Amidst the merry noise of shoppers and street vendors in the Latin Quarter, Rodolfo buys Mimi a bonnet. Then they meet the three friends, whom Rodolfo introduces to Mimi as his muse. They all sit at a table while the toy seller Parpignol sits in the crowd. But everyone’s attention is drawn to Musetta, Marcello’s ex-girlfriend, who appears in an elegant toilet on the arm of a rich old man, Alcindoro. Seeing Marcello, with whom she had the same love, and wanting to be noticed, she sings a waltz in which she highlights her grace and coquetry. They both want to look indifferent, but neither of them manages to hide their true feelings. Musetta removes her companion under the pretext and goes to her boyfriend. The payment of the bill for the entire consumption is left to the old Alcindoro.
It’s winter. On the peripheries of Paris, in front of an inn, Mimi came to look for Marcello to ask for his advice: she is no longer happy with Rodolfo which, lately looks at her with suspicious attention, with a jealousy that torments her. Rodolfo’s voice makes her hide. He tells Marcello that he intends to break up with Mimi, because she is unfaithful to him; but, unable to hide the truth, he bitterly confesses that this coexistence in poverty aggravates Mimi’s relentless illness, and therefore feels compelled to leave her to spare her health. Hearing his words from where she was hiding, Mimi in tears, but with a peaceful heart, rans into the arms of her lover who had not deceived her love. Musetta comes out of the inn arguing with Marcello. The painter reprimands the easy-going Musetta for her unbelief and frivolity, while Mimi and Rodolfo remember the beautiful moments of the past. They leave embraced, determined to postpone their separation until spring.

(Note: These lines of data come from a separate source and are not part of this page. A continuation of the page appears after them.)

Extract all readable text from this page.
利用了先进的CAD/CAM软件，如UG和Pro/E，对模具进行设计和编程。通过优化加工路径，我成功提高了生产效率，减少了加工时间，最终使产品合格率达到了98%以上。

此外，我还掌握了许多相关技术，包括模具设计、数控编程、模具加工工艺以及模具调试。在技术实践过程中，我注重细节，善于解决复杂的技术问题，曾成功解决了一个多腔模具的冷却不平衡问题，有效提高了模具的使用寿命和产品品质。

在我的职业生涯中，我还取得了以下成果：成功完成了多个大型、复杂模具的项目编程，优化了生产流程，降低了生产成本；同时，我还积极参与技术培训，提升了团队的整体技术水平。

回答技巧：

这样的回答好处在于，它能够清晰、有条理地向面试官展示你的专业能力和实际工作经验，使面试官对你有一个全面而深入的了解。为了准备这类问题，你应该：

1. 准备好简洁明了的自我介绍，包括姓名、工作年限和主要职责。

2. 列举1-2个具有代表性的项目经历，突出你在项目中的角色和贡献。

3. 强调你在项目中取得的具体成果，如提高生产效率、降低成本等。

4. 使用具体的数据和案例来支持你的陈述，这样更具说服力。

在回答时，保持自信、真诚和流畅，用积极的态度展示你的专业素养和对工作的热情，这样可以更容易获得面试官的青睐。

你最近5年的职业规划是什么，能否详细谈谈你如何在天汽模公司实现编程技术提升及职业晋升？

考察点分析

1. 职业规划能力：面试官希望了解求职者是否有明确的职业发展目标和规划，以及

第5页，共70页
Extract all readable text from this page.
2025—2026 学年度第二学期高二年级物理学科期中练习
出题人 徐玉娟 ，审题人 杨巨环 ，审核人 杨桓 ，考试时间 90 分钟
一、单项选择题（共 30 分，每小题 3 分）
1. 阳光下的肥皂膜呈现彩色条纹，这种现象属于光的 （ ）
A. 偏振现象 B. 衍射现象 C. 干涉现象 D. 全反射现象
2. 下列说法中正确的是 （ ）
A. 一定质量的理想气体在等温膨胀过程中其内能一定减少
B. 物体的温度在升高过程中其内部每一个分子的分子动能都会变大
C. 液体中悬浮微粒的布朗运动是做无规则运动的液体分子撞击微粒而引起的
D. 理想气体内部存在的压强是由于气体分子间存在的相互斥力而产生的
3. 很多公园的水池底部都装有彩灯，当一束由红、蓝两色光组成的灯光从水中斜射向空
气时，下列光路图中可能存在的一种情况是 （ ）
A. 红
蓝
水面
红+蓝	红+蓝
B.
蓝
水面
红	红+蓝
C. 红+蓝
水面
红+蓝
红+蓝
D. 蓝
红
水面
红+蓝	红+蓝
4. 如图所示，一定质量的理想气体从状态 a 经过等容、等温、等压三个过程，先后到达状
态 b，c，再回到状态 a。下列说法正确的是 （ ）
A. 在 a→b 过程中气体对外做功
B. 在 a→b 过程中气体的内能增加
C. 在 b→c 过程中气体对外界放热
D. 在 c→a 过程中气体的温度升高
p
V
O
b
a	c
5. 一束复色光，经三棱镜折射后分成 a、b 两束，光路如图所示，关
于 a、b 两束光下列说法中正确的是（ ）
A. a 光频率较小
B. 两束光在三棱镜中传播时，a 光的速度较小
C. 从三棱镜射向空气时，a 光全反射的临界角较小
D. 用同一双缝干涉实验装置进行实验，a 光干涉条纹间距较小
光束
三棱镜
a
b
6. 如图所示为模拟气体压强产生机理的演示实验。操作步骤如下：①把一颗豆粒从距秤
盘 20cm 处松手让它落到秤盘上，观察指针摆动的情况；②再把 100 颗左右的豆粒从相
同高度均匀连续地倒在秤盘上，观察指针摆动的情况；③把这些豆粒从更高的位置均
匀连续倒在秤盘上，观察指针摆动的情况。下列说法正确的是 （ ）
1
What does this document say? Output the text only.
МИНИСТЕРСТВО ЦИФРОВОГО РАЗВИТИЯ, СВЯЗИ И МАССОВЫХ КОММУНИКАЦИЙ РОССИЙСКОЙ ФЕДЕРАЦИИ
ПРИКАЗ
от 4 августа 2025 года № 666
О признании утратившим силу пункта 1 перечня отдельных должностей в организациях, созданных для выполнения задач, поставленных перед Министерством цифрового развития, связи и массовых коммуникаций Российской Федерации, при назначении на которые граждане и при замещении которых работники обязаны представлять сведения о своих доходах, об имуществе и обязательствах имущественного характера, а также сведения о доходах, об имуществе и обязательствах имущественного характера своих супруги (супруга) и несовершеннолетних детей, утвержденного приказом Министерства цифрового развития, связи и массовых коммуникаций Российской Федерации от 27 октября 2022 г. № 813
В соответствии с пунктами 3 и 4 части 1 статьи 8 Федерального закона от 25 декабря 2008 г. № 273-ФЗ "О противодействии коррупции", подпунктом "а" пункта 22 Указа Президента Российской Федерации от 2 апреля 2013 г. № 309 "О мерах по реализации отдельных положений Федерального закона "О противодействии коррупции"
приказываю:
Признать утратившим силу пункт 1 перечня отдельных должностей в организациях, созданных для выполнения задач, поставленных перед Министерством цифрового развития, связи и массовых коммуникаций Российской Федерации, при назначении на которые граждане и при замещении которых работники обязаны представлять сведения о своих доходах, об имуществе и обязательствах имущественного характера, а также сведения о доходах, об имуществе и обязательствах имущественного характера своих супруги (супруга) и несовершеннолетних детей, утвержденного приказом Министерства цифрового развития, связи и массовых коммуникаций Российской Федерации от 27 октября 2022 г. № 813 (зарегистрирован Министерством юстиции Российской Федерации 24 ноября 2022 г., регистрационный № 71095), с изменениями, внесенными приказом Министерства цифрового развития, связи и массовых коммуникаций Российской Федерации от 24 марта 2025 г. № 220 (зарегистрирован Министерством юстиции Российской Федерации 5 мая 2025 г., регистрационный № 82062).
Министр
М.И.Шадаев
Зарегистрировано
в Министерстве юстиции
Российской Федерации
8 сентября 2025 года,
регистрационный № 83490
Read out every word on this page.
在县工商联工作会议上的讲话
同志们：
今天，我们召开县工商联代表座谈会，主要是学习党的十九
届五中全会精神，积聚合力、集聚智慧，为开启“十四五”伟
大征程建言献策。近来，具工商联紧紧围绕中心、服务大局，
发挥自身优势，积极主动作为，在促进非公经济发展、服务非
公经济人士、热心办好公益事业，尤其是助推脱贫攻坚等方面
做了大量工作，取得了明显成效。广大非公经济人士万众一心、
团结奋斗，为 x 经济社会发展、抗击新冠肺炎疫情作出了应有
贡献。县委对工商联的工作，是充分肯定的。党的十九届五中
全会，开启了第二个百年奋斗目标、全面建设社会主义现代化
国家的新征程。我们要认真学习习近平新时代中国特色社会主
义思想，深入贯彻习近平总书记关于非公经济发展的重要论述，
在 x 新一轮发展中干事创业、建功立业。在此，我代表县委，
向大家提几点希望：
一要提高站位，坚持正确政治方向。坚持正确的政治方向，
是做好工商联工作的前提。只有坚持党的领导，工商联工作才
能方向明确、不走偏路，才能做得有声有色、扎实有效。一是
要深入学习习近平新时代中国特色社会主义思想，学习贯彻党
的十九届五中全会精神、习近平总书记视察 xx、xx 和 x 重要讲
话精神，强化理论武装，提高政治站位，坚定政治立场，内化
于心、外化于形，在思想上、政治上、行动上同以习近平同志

ACT IV In the small attic, Rodolfo and Marcello, separated from their lovers for a while, feel the sadness of loneliness. The other two friends arrive, Colline and Schaunard, who are sidelined because of lack of work and poverty. But trained in jokes about the misery they live in, young people start a quadrille, imagining a real salon in the narrow and poor attic. When the joy is in full swing, Musetta appears without breath, telling them that Mimi, who is seriously ill, is waiting down, too week to climb the stairs alone. Rodolfo runs to help her, while Musetta tells the others that poor Mimi, feeling her close end, has kept wanting to seeing her boyfriend for the last time. Musetta goes with Marcello to sell her earrings to buy medication, and Colline has to say goodbye to the old and only coat he has, that he will sell in order to help his friends.Remaining alone, Mimi and Rodolfo remember their first encounter, the first gift, the joys and troubles that united them. The friends return and give the patient what she always wanted – a sleeve that would warm her hands. Mimi looks happy. After a moment of silence and hope … in vain, Rodolfo shouts her name in tears. Mimi’s dead.